I’ve seen cables move. When hundreds of amps going through a wire it wants to standup straight. That wire gets rigid. Wires heat up as current passes through them. As the wires heat up they move. It’s called thermal expansion. Go read about that.
Many of the audiophile wires on the market look pretty and that is all they are good for. You may or may not hear an improvement. I bought some bi-wire speaker cables for my HT setup years ago to replace my old Monster Cable speaker wires. I didn’t hear a difference. I was out a couple of hundred dollars but at least the new speaker wires look cool with 4 banana plugs in the back of each speaker. For HT purposes I have great sound. For some reason I do not obsess with the sound like I do with my stereo system. I’m more concerned about the picture. Maybe that’s because I grew up with a 19” B&W TV. So I don’t see myself as someone who wants to hear a difference because I spent some money on a wire with two connectors attached. I typically audition with the mindset that I could use that money to buy a sports car or a boat (well down payment is all really) rather than on a cable. I don’t tell people what I spend on cables. I think it is nuts myself but at some point you are either all in or you are out. Don’t buy an expensive preamp and then leave a $5 power cord on it and expect it to perform at its best.

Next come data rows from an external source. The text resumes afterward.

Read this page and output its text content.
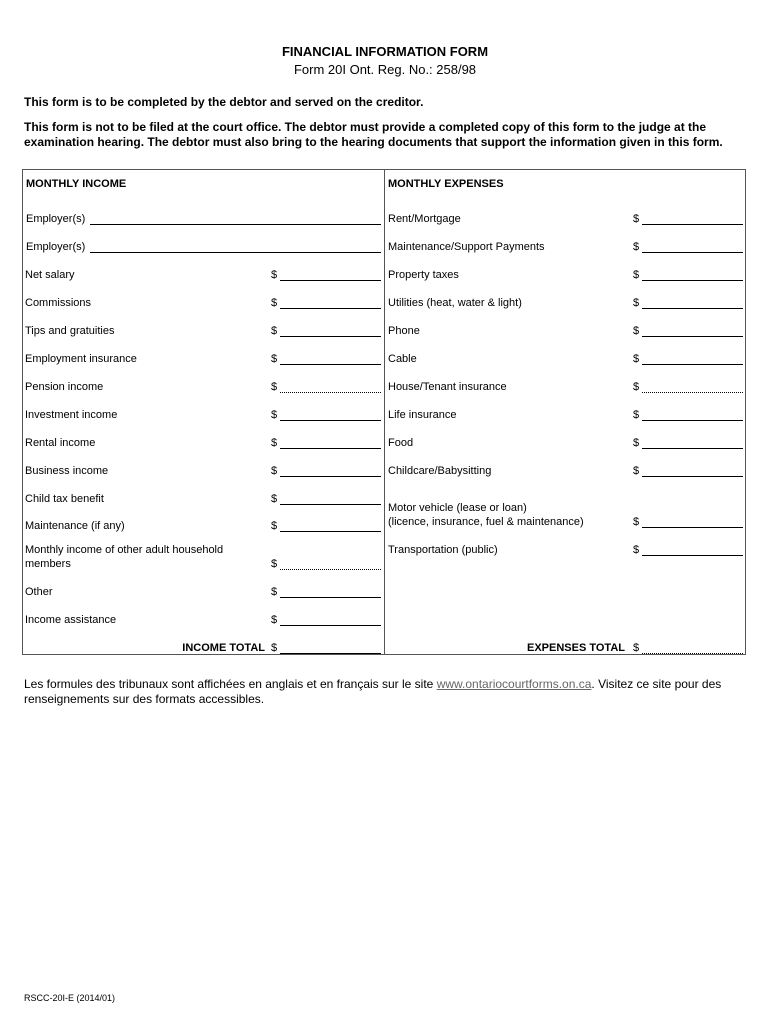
FINANCIAL INFORMATION FORM
Form 20I Ont. Reg. No.: 258/98
This form is to be completed by the debtor and served on the creditor.
This form is not to be filed at the court office. The debtor must provide a completed copy of this form to the judge at the examination hearing. The debtor must also bring to the hearing documents that support the information given in this form.
MONTHLY INCOME	MONTHLY EXPENSES
Employer(s)
Employer(s)
Net salary	$
Commissions	$
Tips and gratuities	$
Employment insurance	$
Pension income	$
Investment income	$
Rental income	$
Business income	$
Child tax benefit	$
Maintenance (if any)	$
Monthly income of other adult household members	$
Other	$
Income assistance	$
INCOME TOTAL $
Rent/Mortgage	$
Maintenance/Support Payments	$
Property taxes	$
Utilities (heat, water & light)	$
Phone	$
Cable	$
House/Tenant insurance	$
Life insurance	$
Food	$
Childcare/Babysitting	$
Motor vehicle (lease or loan)
(licence, insurance, fuel & maintenance)	$
Transportation (public)	$
EXPENSES TOTAL $
Les formules des tribunaux sont affichées en anglais et en français sur le site www.ontariocourtforms.on.ca. Visitez ce site pour des renseignements sur des formats accessibles.
RSCC-20I-E (2014/01)
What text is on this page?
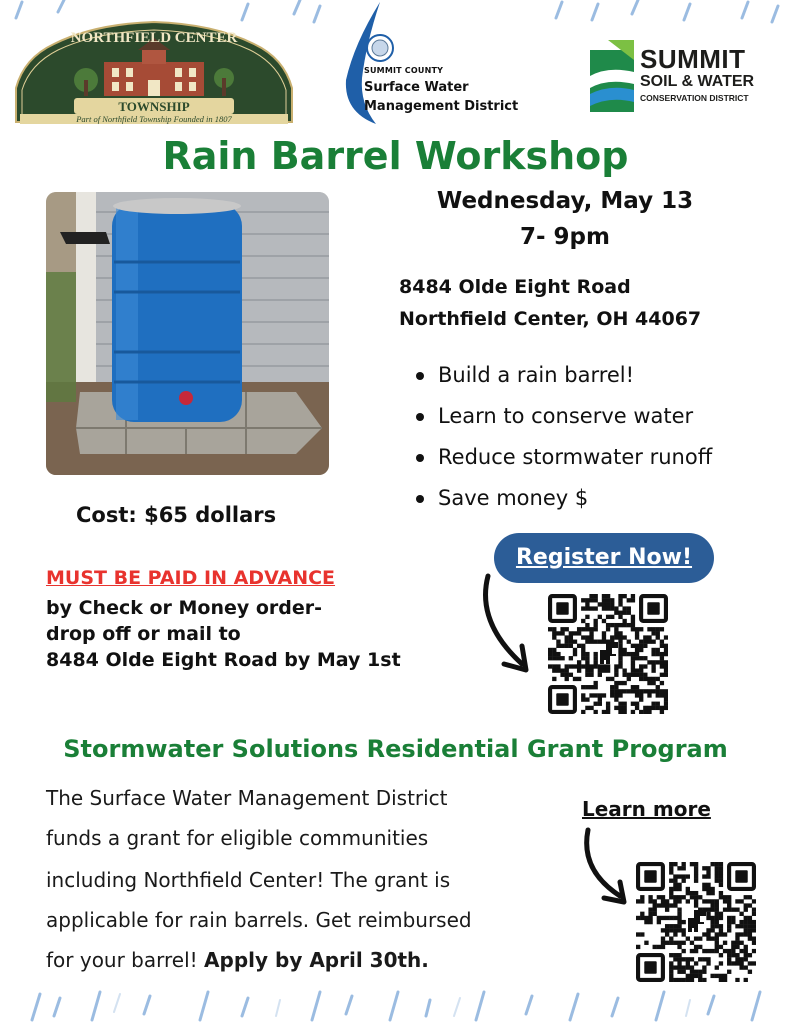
NORTHFIELD CENTER
TOWNSHIP
Part of Northfield Township Founded in 1807
SUMMIT COUNTY
Surface Water
Management District
SUMMIT
SOIL & WATER
CONSERVATION DISTRICT
Rain Barrel Workshop
Wednesday, May 13
7- 9pm
8484 Olde Eight Road
Northfield Center, OH 44067
Build a rain barrel!
Learn to conserve water
Reduce stormwater runoff
Save money $
Cost: $65 dollars
Register Now!
MUST BE PAID IN ADVANCE
by Check or Money order-
drop off or mail to
8484 Olde Eight Road by May 1st
Stormwater Solutions Residential Grant Program
The Surface Water Management District
funds a grant for eligible communities
including Northfield Center! The grant is
applicable for rain barrels. Get reimbursed
for your barrel! Apply by April 30th.
Learn more
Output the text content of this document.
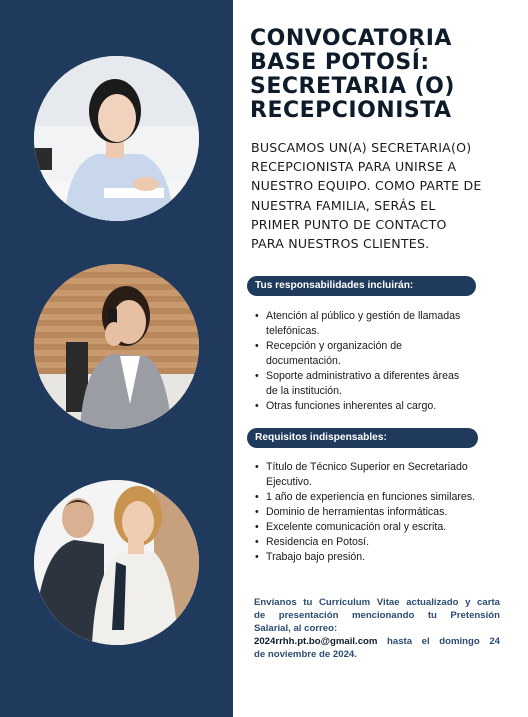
CONVOCATORIA
BASE POTOSÍ:
SECRETARIA (O)
RECEPCIONISTA

BUSCAMOS UN(A) SECRETARIA(O)
RECEPCIONISTA PARA UNIRSE A
NUESTRO EQUIPO. COMO PARTE DE
NUESTRA FAMILIA, SERÁS EL
PRIMER PUNTO DE CONTACTO
PARA NUESTROS CLIENTES.

Tus responsabilidades incluirán:
• Atención al público y gestión de llamadas
telefónicas.
• Recepción y organización de
documentación.
• Soporte administrativo a diferentes áreas
de la institución.
• Otras funciones inherentes al cargo.
Requisitos indispensables:
• Título de Técnico Superior en Secretariado
Ejecutivo.
• 1 año de experiencia en funciones similares.
• Dominio de herramientas informáticas.
• Excelente comunicación oral y escrita.
• Residencia en Potosí.
• Trabajo bajo presión.

Envíanos tu Currículum Vitae actualizado y carta
de presentación mencionando tu Pretensión
Salarial, al correo:
2024rrhh.pt.bo@gmail.com hasta el domingo 24
de noviembre de 2024.
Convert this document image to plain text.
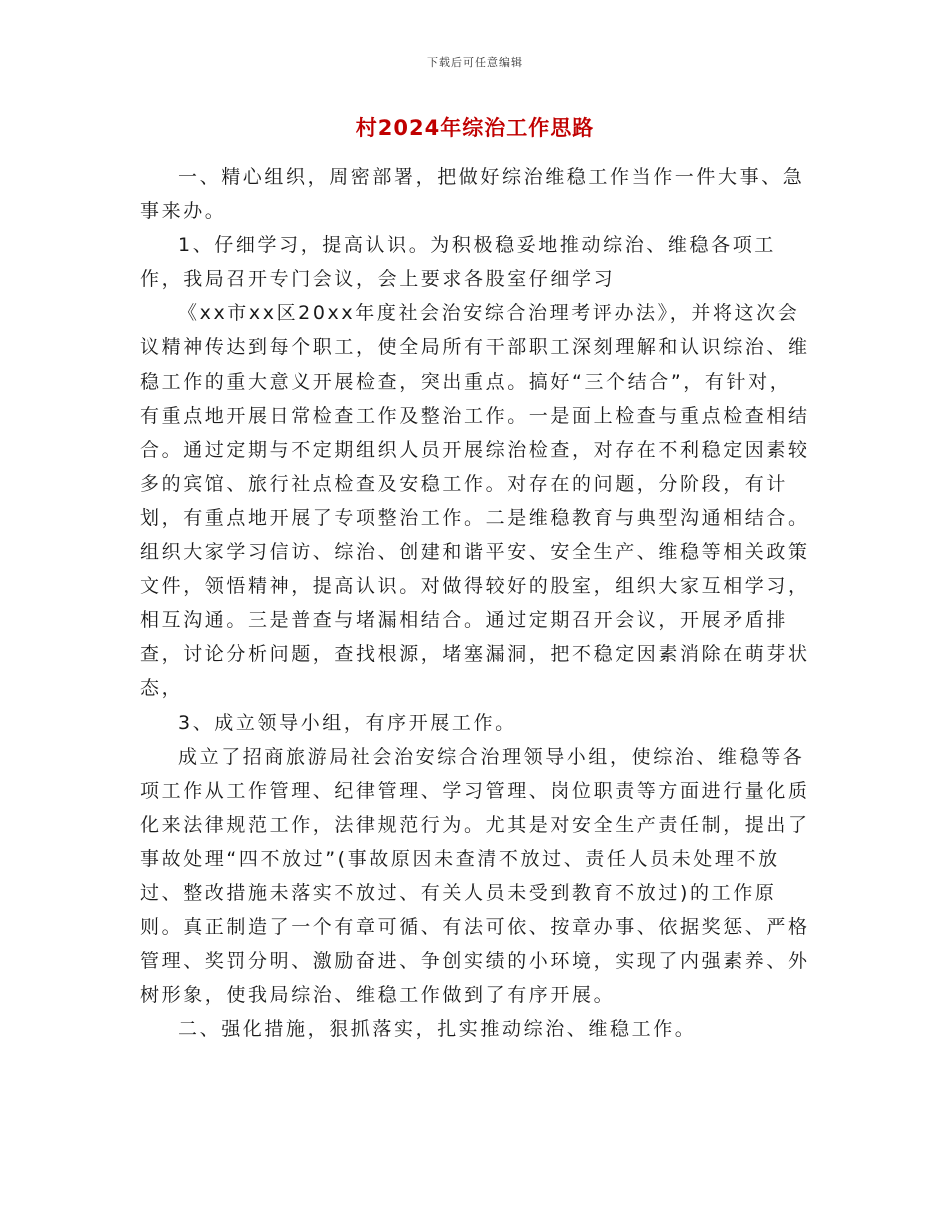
下载后可任意编辑
村2024年综治工作思路

一、精心组织，周密部署，把做好综治维稳工作当作一件大事、急事来办。

1、仔细学习，提高认识。为积极稳妥地推动综治、维稳各项工作，我局召开专门会议，会上要求各股室仔细学习

《xx市xx区20xx年度社会治安综合治理考评办法》，并将这次会议精神传达到每个职工，使全局所有干部职工深刻理解和认识综治、维稳工作的重大意义开展检查，突出重点。搞好“三个结合”，有针对，有重点地开展日常检查工作及整治工作。一是面上检查与重点检查相结合。通过定期与不定期组织人员开展综治检查，对存在不利稳定因素较多的宾馆、旅行社点检查及安稳工作。对存在的问题，分阶段，有计划，有重点地开展了专项整治工作。二是维稳教育与典型沟通相结合。组织大家学习信访、综治、创建和谐平安、安全生产、维稳等相关政策文件，领悟精神，提高认识。对做得较好的股室，组织大家互相学习，相互沟通。三是普查与堵漏相结合。通过定期召开会议，开展矛盾排查，讨论分析问题，查找根源，堵塞漏洞，把不稳定因素消除在萌芽状态，

3、成立领导小组，有序开展工作。

成立了招商旅游局社会治安综合治理领导小组，使综治、维稳等各项工作从工作管理、纪律管理、学习管理、岗位职责等方面进行量化质化来法律规范工作，法律规范行为。尤其是对安全生产责任制，提出了事故处理“四不放过”(事故原因未查清不放过、责任人员未处理不放过、整改措施未落实不放过、有关人员未受到教育不放过)的工作原则。真正制造了一个有章可循、有法可依、按章办事、依据奖惩、严格管理、奖罚分明、激励奋进、争创实绩的小环境，实现了内强素养、外树形象，使我局综治、维稳工作做到了有序开展。

二、强化措施，狠抓落实，扎实推动综治、维稳工作。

I have watched some tear downs of “high grade” cables on video. Not surprising that many brands are just fluff. They might really be OCC copper, who knows? But the dielectrics and terminations matter as much as the wire and many of these wires are not well engineered. The good brands and the well engineered cables are expensive. People come across some good deals in cables here and there. But as always it is caveat emptor. We don’t have gov’t oversight of the cable industry so it is up to all of us audiophiles as a community to find those gold nuggets in cables.